Scientific classification
- Kingdom: Animalia
- Phylum: Mollusca
- Class: Gastropoda
- Subclass: Caenogastropoda
- Order: Neogastropoda
- Superfamily: Conoidea
- Family: Conidae
- Genus: Conus
- Species: C. sculpturatus
- Binomial name: Conus sculpturatus Röckel & da Motta, 1986
- Synonyms: Conus (Phasmoconus) sculpturatus Röckel & da Motta, 1986 · accepted, alternate representation; Phasmoconus sculpturatus (Röckel & da Motta, 1986);

= Conus sculpturatus =

- Authority: Röckel & da Motta, 1986
- Conservation status: DD
- Synonyms: Conus (Phasmoconus) sculpturatus Röckel & da Motta, 1986 · accepted, alternate representation, Phasmoconus sculpturatus (Röckel & da Motta, 1986)

Species of sea snail

Conus sculpturatus is a species of sea snail, a marine gastropod mollusk in the family Conidae, the cone snails and their allies.

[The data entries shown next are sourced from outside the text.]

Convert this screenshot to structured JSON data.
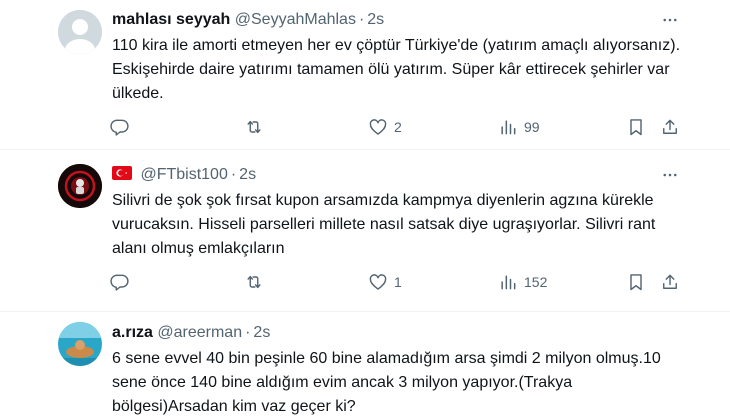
{
  "tweets": [
    {
      "name": "mahlası seyyah",
      "handle": "@SeyyahMahlas",
      "separator": "·",
      "time": "2s",
      "text": "110 kira ile amorti etmeyen her ev çöptür Türkiye'de (yatırım amaçlı alıyorsanız). Eskişehirde daire yatırımı tamamen ölü yatırım. Süper kâr ettirecek şehirler var ülkede.",
      "likes": "2",
      "views": "99"
    },
    {
      "name": "",
      "flag": "turkey-flag-icon",
      "handle": "@FTbist100",
      "separator": "·",
      "time": "2s",
      "text": "Silivri de şok şok fırsat kupon arsamızda kampmya diyenlerin agzına kürekle vurucaksın. Hisseli parselleri millete nasıl satsak diye ugraşıyorlar. Silivri rant alanı olmuş emlakçıların",
      "likes": "1",
      "views": "152"
    },
    {
      "name": "a.rıza",
      "handle": "@areerman",
      "separator": "·",
      "time": "2s",
      "text": "6 sene evvel 40 bin peşinle 60 bine alamadığım arsa şimdi 2 milyon olmuş.10 sene önce 140 bine aldığım evim ancak 3 milyon yapıyor.(Trakya bölgesi)Arsadan kim vaz geçer ki?"
    }
  ],
  "icons": {
    "reply": "reply-icon",
    "retweet": "retweet-icon",
    "like": "heart-icon",
    "views": "views-icon",
    "bookmark": "bookmark-icon",
    "share": "share-icon",
    "more": "more-icon"
  },
  "colors": {
    "text": "#0f1419",
    "secondary": "#536471",
    "divider": "#eff3f4",
    "flag": "#e30a17"
  }
}
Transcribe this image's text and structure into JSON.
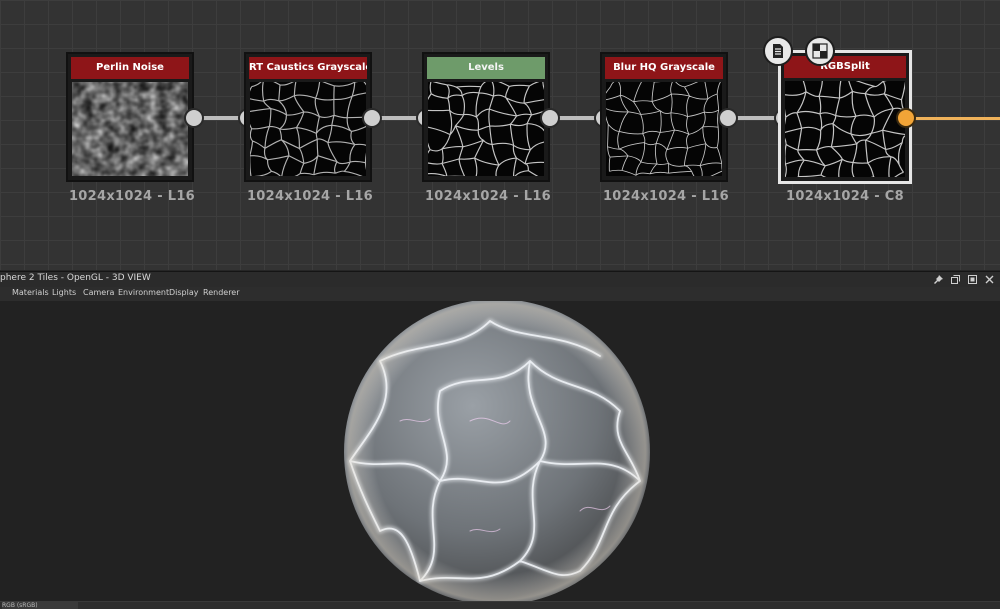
{
  "graph": {
    "nodes": [
      {
        "title": "Perlin Noise",
        "label": "1024x1024 - L16"
      },
      {
        "title": "RT Caustics Grayscale",
        "label": "1024x1024 - L16"
      },
      {
        "title": "Levels",
        "label": "1024x1024 - L16"
      },
      {
        "title": "Blur HQ Grayscale",
        "label": "1024x1024 - L16"
      },
      {
        "title": "RGBSplit",
        "label": "1024x1024 - C8"
      }
    ],
    "badges": [
      "document-icon",
      "checker-icon"
    ],
    "colors": {
      "title_red": "#8e1518",
      "title_green": "#6e9b6a",
      "output_socket": "#f2a437"
    }
  },
  "view": {
    "title": "phere 2 Tiles - OpenGL - 3D VIEW",
    "menu": [
      "Materials",
      "Lights",
      "Camera",
      "Environment",
      "Display",
      "Renderer"
    ],
    "window_icons": [
      "pin-icon",
      "restore-icon",
      "maximize-icon",
      "close-icon"
    ],
    "bottom_tab": "RGB (sRGB)"
  }
}
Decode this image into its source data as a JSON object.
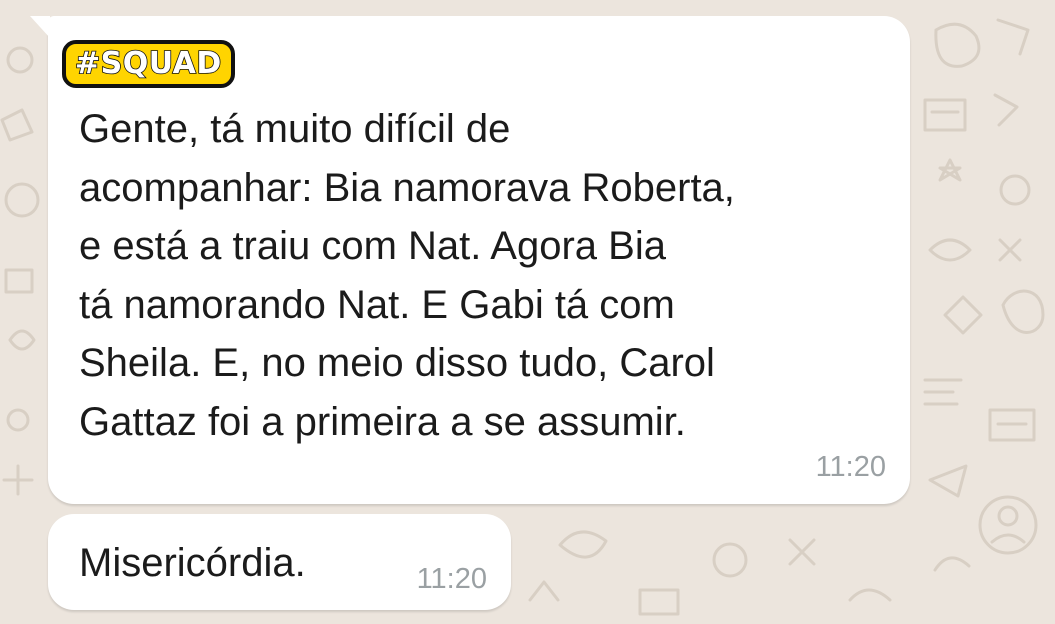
{
  "theme": {
    "background": "#ece5dd",
    "bubble": "#ffffff",
    "text": "#1b1b1b",
    "timestamp": "#9aa0a3",
    "sender_label_bg": "#ffd400"
  },
  "messages": [
    {
      "sender": "#SQUAD",
      "text": "Gente, tá muito difícil de\nacompanhar: Bia namorava Roberta,\ne está a traiu com Nat. Agora Bia\ntá namorando Nat. E Gabi tá com\nSheila. E, no meio disso tudo, Carol\nGattaz foi a primeira a se assumir.",
      "time": "11:20"
    },
    {
      "text": "Misericórdia.",
      "time": "11:20"
    }
  ]
}
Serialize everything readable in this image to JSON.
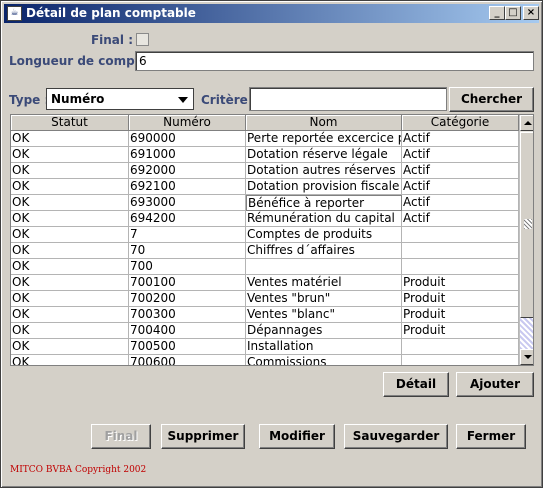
{
  "window": {
    "title": "Détail de plan comptable",
    "controls": [
      "_",
      "□",
      "×"
    ]
  },
  "form": {
    "final_label": "Final :",
    "final_checked": false,
    "length_label": "Longueur de compte :",
    "length_value": "6",
    "type_label": "Type :",
    "type_value": "Numéro",
    "criteria_label": "Critère :",
    "criteria_value": "",
    "search_button": "Chercher"
  },
  "table": {
    "columns": [
      "Statut",
      "Numéro",
      "Nom",
      "Catégorie"
    ],
    "rows": [
      [
        "OK",
        "690000",
        "Perte reportée excercice p...",
        "Actif"
      ],
      [
        "OK",
        "691000",
        "Dotation réserve légale",
        "Actif"
      ],
      [
        "OK",
        "692000",
        "Dotation autres réserves",
        "Actif"
      ],
      [
        "OK",
        "692100",
        "Dotation provision fiscale",
        "Actif"
      ],
      [
        "OK",
        "693000",
        "Bénéfice à reporter",
        "Actif"
      ],
      [
        "OK",
        "694200",
        "Rémunération du capital",
        "Actif"
      ],
      [
        "OK",
        "7",
        "Comptes de produits",
        ""
      ],
      [
        "OK",
        "70",
        "Chiffres d´affaires",
        ""
      ],
      [
        "OK",
        "700",
        "",
        ""
      ],
      [
        "OK",
        "700100",
        "Ventes matériel",
        "Produit"
      ],
      [
        "OK",
        "700200",
        "Ventes \"brun\"",
        "Produit"
      ],
      [
        "OK",
        "700300",
        "Ventes \"blanc\"",
        "Produit"
      ],
      [
        "OK",
        "700400",
        "Dépannages",
        "Produit"
      ],
      [
        "OK",
        "700500",
        "Installation",
        ""
      ],
      [
        "OK",
        "700600",
        "Commissions",
        ""
      ]
    ]
  },
  "buttons": {
    "detail": "Détail",
    "add": "Ajouter",
    "final": "Final",
    "delete": "Supprimer",
    "modify": "Modifier",
    "save": "Sauvegarder",
    "close": "Fermer"
  },
  "footer": {
    "copyright": "MITCO BVBA Copyright 2002"
  }
}
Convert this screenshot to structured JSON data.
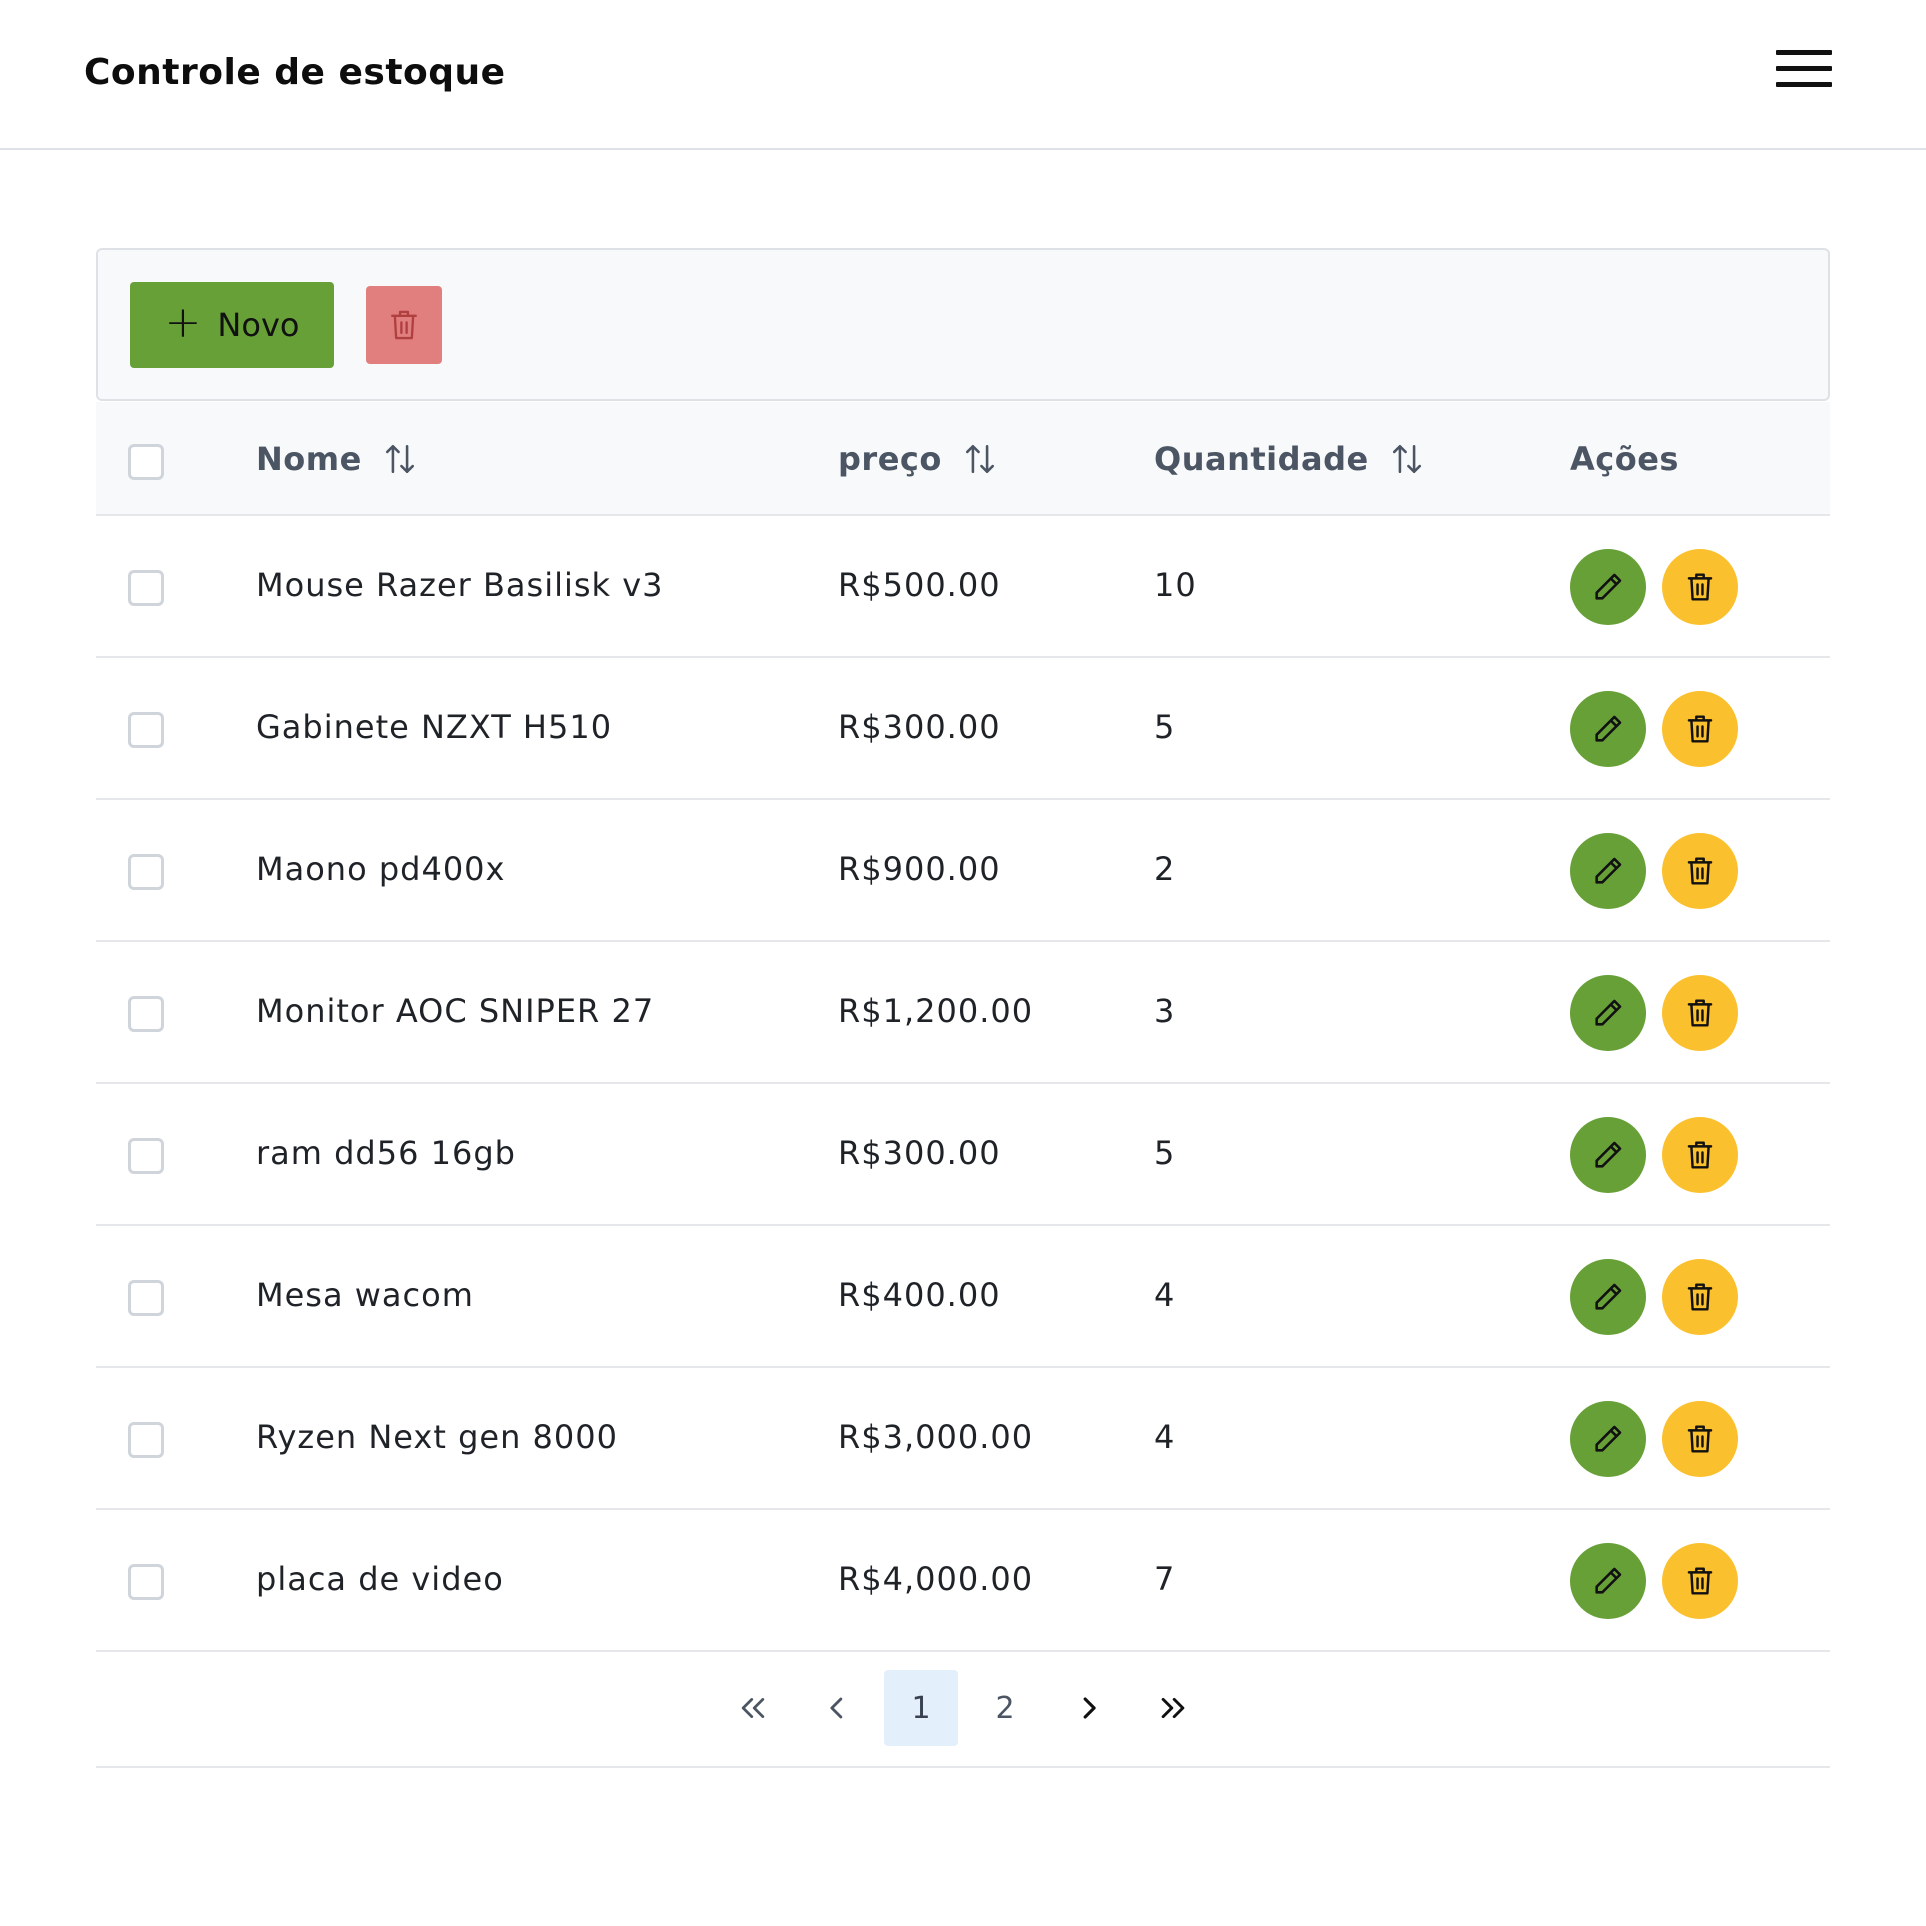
{
  "header": {
    "title": "Controle de estoque",
    "menu_icon": "hamburger-menu-icon"
  },
  "toolbar": {
    "new_label": "Novo",
    "new_icon": "plus-icon",
    "delete_icon": "trash-icon"
  },
  "colors": {
    "green": "#68a038",
    "yellow": "#fbc02d",
    "danger": "#e17f7f",
    "active_page": "#e3f0fb"
  },
  "table": {
    "columns": {
      "nome": "Nome",
      "preco": "preço",
      "quantidade": "Quantidade",
      "acoes": "Ações"
    },
    "rows": [
      {
        "nome": "Mouse Razer Basilisk v3",
        "preco": "R$500.00",
        "quantidade": "10"
      },
      {
        "nome": "Gabinete NZXT H510",
        "preco": "R$300.00",
        "quantidade": "5"
      },
      {
        "nome": "Maono pd400x",
        "preco": "R$900.00",
        "quantidade": "2"
      },
      {
        "nome": "Monitor AOC SNIPER 27",
        "preco": "R$1,200.00",
        "quantidade": "3"
      },
      {
        "nome": "ram dd56 16gb",
        "preco": "R$300.00",
        "quantidade": "5"
      },
      {
        "nome": "Mesa wacom",
        "preco": "R$400.00",
        "quantidade": "4"
      },
      {
        "nome": "Ryzen Next gen 8000",
        "preco": "R$3,000.00",
        "quantidade": "4"
      },
      {
        "nome": "placa de video",
        "preco": "R$4,000.00",
        "quantidade": "7"
      }
    ]
  },
  "pagination": {
    "pages": [
      "1",
      "2"
    ],
    "current": "1"
  }
}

Like all species within the genus Conus, these snails are predatory and venomous. They are capable of stinging humans, therefore live ones should be handled carefully or not at all.

==Description==

The size of the shell varies between 32 mm and 44 mm.
==Distribution==
This marine species occurs off the Philippines.